Abbar station a and horizontal component of the strong motion b p recordings of the Manjil-Rudbar earthquake (BHCR)

SLIDE, version 5.0 was adopted to perform sensitive pseudo-static back-analysis in the case studies. The software was proved to be suitable for limit equilibrium analysis based on Bishop’s simplified method (Bishop, 1955). The maximum horizontal acceleration was also considered to be 0.455 [0.5* (1.4*0.65) = 0.455].

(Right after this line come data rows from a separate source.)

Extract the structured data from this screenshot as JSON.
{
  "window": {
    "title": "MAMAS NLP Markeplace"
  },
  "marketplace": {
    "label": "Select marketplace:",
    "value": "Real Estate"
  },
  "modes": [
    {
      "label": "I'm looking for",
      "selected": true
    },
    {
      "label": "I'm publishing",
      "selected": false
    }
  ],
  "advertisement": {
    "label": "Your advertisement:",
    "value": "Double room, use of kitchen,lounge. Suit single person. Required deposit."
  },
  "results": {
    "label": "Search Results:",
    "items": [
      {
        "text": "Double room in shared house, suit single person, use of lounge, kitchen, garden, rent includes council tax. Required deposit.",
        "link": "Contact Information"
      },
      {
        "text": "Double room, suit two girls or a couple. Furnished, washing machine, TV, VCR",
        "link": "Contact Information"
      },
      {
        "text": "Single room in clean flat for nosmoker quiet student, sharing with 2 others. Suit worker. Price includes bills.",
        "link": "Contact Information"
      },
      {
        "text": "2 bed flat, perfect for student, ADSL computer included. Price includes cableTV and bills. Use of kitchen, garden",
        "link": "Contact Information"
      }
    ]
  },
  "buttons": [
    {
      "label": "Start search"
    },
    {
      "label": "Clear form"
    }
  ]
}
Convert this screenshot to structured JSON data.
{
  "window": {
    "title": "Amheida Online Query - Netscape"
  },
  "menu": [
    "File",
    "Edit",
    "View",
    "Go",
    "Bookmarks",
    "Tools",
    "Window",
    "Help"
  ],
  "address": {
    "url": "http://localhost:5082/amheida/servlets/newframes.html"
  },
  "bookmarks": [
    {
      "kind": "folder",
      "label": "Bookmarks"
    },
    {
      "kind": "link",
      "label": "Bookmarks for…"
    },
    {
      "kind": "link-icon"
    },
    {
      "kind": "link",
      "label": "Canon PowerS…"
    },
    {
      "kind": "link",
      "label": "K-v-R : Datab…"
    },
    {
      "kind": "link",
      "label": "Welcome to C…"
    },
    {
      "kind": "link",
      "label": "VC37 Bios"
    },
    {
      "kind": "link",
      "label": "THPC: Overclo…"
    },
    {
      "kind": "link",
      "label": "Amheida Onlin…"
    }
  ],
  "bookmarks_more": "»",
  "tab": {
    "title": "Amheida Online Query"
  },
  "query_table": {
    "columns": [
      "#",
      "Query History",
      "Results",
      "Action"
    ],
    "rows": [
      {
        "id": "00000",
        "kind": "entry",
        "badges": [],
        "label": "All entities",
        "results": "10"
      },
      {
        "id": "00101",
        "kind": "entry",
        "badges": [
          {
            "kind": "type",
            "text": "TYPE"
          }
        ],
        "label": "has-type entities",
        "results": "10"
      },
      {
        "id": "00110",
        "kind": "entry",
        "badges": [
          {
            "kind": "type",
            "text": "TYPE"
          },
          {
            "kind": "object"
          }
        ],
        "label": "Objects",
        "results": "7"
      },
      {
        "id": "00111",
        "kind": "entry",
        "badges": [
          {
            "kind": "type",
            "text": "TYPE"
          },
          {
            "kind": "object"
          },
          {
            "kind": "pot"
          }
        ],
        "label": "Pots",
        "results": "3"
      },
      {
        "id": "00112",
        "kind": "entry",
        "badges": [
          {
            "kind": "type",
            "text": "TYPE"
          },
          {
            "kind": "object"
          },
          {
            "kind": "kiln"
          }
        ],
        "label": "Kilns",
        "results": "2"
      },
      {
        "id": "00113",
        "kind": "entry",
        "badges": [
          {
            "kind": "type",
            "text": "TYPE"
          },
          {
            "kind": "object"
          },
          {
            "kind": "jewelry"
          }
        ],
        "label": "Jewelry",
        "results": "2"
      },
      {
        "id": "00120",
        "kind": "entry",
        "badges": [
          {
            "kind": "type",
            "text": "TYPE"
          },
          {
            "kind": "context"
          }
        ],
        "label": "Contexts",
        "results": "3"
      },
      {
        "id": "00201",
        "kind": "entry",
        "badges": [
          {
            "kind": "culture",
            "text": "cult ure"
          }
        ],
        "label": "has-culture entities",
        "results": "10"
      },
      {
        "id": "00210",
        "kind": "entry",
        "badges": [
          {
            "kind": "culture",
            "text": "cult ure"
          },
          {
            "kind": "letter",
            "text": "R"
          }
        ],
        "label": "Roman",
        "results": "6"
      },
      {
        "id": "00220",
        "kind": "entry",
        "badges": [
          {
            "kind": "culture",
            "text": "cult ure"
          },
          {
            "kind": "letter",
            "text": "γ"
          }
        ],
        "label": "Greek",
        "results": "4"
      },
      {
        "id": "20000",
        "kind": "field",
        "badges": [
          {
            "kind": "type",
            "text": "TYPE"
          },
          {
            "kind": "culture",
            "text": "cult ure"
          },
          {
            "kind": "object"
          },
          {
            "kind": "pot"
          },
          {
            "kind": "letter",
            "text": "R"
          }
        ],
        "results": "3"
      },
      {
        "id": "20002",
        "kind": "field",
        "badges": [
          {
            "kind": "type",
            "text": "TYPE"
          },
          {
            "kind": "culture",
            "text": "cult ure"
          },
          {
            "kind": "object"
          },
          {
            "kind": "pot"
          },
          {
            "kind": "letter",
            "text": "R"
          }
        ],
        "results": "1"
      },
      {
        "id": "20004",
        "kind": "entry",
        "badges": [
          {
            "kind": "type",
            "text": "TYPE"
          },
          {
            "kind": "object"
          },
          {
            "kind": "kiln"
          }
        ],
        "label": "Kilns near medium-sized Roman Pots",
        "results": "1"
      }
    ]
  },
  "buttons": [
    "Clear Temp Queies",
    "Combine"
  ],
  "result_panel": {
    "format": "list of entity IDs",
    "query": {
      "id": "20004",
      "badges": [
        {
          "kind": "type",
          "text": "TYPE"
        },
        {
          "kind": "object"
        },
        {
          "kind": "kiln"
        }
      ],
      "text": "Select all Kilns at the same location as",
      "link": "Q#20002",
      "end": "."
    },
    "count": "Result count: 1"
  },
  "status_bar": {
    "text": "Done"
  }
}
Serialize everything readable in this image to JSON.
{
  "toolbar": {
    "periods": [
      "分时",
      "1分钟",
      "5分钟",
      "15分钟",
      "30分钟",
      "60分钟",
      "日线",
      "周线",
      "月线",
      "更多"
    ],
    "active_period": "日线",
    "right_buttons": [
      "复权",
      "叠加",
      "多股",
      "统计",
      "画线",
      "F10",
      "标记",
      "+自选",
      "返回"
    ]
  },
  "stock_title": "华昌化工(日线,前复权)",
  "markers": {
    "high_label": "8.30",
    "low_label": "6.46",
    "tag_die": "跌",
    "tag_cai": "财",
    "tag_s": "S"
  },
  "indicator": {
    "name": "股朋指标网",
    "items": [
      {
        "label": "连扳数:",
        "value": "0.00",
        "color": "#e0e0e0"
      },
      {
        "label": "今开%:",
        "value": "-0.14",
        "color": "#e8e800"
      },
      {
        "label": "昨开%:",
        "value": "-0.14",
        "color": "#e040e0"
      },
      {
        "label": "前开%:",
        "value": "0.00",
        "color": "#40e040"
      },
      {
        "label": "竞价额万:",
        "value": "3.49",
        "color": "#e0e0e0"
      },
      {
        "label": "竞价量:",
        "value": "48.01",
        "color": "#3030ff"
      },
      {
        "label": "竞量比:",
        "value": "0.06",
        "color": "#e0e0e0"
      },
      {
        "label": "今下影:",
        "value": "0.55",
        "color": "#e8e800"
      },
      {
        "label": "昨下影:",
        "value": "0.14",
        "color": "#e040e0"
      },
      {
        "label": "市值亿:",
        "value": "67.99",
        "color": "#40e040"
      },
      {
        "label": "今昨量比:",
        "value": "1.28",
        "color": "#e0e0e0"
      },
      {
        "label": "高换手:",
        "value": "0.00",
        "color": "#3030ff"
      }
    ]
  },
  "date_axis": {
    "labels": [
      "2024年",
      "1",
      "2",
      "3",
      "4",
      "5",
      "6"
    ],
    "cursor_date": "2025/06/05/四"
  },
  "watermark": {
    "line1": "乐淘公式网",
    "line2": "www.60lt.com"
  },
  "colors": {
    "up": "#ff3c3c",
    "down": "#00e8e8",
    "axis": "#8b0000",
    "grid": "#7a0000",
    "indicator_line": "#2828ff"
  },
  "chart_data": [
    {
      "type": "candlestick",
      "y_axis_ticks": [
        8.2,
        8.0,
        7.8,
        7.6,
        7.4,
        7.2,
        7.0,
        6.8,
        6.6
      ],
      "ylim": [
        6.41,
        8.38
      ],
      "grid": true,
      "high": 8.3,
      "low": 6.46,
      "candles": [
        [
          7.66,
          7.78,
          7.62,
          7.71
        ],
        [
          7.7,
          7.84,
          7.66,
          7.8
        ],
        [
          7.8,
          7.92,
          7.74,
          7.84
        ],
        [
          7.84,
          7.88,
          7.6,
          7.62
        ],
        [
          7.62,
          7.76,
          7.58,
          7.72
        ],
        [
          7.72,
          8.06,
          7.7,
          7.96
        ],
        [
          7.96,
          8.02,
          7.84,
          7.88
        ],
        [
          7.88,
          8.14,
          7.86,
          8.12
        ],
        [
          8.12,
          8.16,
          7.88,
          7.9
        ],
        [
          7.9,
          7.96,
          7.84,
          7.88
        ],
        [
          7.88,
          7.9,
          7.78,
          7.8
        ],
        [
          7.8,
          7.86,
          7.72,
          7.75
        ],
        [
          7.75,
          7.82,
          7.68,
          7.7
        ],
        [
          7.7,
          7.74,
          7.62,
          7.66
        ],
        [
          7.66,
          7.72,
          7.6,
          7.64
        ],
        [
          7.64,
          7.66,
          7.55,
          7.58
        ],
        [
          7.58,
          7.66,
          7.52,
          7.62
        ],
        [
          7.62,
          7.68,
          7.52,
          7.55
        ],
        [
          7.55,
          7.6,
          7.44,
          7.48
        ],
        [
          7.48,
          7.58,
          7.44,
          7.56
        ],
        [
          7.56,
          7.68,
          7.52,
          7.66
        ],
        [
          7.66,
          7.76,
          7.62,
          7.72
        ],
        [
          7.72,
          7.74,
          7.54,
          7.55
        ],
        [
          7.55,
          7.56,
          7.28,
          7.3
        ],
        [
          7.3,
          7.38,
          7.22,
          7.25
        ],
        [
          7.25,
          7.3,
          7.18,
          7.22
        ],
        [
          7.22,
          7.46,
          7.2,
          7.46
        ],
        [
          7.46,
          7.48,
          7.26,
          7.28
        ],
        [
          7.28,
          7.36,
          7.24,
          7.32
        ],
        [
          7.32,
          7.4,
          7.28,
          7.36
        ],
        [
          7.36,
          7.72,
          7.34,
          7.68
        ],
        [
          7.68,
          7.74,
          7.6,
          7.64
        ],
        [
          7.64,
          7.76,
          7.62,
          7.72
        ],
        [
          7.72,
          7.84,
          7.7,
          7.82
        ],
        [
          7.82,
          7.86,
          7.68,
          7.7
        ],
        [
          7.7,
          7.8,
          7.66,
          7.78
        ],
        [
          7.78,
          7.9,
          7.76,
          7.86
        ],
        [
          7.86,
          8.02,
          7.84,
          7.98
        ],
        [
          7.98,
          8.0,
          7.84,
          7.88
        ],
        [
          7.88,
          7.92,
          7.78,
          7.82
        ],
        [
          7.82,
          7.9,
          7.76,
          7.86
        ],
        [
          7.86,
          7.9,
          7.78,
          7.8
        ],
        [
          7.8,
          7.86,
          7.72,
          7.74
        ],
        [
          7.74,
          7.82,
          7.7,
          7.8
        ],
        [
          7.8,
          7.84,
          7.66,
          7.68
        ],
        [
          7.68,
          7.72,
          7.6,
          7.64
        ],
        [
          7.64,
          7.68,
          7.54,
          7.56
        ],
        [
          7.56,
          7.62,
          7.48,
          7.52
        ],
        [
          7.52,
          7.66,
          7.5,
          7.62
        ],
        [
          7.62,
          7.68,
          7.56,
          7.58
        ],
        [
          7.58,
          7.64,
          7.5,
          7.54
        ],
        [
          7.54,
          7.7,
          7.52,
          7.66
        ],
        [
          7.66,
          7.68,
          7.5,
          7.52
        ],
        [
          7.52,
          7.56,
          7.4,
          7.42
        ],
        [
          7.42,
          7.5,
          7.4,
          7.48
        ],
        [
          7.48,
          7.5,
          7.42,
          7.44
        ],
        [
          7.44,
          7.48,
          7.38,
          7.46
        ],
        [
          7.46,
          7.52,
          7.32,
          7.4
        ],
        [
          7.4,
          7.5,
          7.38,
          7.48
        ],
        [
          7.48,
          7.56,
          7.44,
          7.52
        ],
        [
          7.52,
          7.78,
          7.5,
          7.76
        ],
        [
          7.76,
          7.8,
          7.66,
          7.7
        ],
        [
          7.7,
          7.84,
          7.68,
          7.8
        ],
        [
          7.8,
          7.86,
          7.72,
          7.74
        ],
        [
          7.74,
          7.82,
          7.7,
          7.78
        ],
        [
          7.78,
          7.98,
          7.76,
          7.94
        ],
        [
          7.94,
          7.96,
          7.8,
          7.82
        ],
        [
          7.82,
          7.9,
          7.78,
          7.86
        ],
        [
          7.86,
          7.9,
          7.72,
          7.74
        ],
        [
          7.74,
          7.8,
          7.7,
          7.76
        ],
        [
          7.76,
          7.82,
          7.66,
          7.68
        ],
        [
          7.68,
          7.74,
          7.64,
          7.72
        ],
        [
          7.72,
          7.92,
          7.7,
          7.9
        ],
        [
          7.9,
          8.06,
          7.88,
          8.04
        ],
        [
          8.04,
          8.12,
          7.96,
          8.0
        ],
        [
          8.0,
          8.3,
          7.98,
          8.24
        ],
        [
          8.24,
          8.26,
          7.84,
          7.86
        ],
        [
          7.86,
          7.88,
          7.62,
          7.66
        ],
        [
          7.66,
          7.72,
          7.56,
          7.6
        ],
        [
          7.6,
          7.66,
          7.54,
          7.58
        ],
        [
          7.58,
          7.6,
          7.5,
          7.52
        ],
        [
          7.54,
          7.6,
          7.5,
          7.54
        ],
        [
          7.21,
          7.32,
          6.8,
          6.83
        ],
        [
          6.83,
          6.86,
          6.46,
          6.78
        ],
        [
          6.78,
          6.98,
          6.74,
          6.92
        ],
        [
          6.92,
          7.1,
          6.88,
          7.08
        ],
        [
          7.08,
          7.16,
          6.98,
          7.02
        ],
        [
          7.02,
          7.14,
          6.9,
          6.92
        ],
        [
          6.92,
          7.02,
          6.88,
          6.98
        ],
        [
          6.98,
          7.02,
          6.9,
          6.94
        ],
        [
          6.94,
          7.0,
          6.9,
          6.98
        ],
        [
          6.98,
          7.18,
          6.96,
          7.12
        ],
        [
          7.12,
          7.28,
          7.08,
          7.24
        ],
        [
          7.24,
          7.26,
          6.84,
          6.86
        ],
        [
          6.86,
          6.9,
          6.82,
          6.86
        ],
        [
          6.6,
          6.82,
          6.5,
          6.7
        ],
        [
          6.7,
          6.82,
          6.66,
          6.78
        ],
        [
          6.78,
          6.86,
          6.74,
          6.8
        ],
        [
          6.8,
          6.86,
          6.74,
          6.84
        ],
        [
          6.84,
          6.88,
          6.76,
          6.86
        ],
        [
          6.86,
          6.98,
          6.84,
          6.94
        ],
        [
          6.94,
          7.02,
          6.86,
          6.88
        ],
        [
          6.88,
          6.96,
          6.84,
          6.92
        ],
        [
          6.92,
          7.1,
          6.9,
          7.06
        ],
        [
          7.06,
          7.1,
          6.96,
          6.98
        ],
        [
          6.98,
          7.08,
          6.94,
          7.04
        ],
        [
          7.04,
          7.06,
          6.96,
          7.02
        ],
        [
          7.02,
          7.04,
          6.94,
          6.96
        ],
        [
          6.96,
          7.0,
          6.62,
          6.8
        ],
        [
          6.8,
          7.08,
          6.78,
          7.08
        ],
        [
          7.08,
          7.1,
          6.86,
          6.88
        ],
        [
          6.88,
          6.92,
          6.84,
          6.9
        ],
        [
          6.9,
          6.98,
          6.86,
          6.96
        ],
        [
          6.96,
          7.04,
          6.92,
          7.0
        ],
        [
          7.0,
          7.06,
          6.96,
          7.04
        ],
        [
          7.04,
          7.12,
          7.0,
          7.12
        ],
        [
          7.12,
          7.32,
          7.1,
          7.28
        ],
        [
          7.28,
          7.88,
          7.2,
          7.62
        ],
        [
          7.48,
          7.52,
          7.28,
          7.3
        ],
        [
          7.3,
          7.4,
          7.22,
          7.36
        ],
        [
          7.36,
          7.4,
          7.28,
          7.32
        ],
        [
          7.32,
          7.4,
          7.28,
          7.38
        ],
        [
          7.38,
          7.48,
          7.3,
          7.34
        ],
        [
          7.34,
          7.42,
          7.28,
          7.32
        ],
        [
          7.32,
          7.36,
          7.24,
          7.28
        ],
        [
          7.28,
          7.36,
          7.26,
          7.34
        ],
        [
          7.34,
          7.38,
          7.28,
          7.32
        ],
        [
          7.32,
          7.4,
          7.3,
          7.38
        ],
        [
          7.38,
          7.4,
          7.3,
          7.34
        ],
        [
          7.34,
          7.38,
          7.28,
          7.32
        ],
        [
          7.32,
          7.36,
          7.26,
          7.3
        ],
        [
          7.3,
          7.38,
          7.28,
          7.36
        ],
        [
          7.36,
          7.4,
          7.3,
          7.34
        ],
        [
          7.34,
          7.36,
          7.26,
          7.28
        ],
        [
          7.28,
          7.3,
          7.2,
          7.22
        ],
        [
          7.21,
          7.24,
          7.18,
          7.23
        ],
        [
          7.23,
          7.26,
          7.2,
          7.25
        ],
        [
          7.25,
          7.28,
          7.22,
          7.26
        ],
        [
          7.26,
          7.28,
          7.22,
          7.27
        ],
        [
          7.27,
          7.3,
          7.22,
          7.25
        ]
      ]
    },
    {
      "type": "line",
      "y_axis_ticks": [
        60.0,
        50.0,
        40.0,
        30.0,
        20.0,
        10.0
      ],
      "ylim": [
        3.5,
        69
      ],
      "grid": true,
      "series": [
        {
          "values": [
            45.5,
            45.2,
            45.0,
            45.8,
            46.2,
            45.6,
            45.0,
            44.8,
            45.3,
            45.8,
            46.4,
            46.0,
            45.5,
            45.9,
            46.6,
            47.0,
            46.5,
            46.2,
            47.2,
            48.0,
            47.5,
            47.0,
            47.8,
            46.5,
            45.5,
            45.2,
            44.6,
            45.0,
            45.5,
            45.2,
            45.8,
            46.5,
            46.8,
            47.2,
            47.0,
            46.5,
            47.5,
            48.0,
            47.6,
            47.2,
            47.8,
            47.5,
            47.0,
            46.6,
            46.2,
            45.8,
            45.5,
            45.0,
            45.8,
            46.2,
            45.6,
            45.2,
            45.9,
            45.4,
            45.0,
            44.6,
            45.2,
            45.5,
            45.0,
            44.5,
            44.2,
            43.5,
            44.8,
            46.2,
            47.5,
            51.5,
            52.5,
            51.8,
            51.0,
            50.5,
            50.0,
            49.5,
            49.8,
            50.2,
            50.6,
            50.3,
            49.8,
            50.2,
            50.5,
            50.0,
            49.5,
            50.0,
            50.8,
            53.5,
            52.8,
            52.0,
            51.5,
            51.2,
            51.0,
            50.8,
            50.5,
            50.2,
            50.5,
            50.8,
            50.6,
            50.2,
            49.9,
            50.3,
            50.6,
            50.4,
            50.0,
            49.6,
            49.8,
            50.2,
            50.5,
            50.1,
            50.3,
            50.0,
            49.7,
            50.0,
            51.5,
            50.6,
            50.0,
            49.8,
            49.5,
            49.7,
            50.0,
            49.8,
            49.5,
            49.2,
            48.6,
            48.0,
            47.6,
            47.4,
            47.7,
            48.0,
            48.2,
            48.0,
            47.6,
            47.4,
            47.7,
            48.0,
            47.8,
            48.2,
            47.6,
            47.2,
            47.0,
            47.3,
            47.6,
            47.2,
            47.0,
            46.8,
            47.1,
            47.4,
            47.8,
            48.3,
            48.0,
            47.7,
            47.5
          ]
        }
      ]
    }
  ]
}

For the sensitive pseudo-static back-analysis, ϕ = 33 and a range of ± 20 kN/m2 were selected for the maximum and minimum cohesion values. As shown in Fig. 6, the minimum safety factor value was about 1.009, and there was a good compatibility between critical and actual slip surfaces. Based on the sensitivity back-analysis, the cohesion value of the rupture threshold was 221.5 kN/m2 (Fig. S12).

Fig. 6
figure 6

Limit equilibrium model provided for the back-analysis of Lakeh landslide

4 Discussions

Based on the results of the back-analysis, using average lithological shear strength parameters, there was high compatibility between the slope geometry and location of the sliding surface and the observed slip surface. The shear strength parameters of each lithology were obtained by studying several stations based on the GSI method, and their critical values were considered. The shear strength parameters of the obtained sliding surface from the back-analysis were less than the average shear strength parameters (Table 4). In other words, landslides occur where the shear strength parameters are less than the values resulting from the Hoek–Brown method.

5 Conclusions

In general, assessing the strength parameters of medium-scale geological formations, which thousands of slopes may encounter, could be an essential research topic in slope stability analysis. Seismic-landslide hazard zonation in the regional scale using Newmark’s displacement method and GIS software proved straightforward and applicable. The shear strength parameters of the geological formation were necessary. According to previous studies and field investigation, the earthquake-induced landslide inventory map of the region in the Roudbar-Manjil Earthquake was prepared. In general, 27 recognized landslides were found and mapped after comparing these studies. The shear strength parameters in the Roudbar quadrangle as a high-risk landslide area were determined using several sources. The GSI classification system was employed to obtain the GSI of 400 points in all formations. The shear strength parameters were determined by this method, compiled shear data, and experienced geological engineers. The average values of the shear strength parameters of the sources were assigned as the constraints, according to which all slopes were considered statically stable. Moisture content was calculated using the NDMI. Finally, the required shear strength parameters for the stability of the computer model were obtained, followed by obtaining and comparing the shear strength parameters of all formations with those of other studies. These parameters were near the average values of the shear strength data. The data were used to analyze seismic-landslide hazard zonation, emergency response efforts, and public information through the media.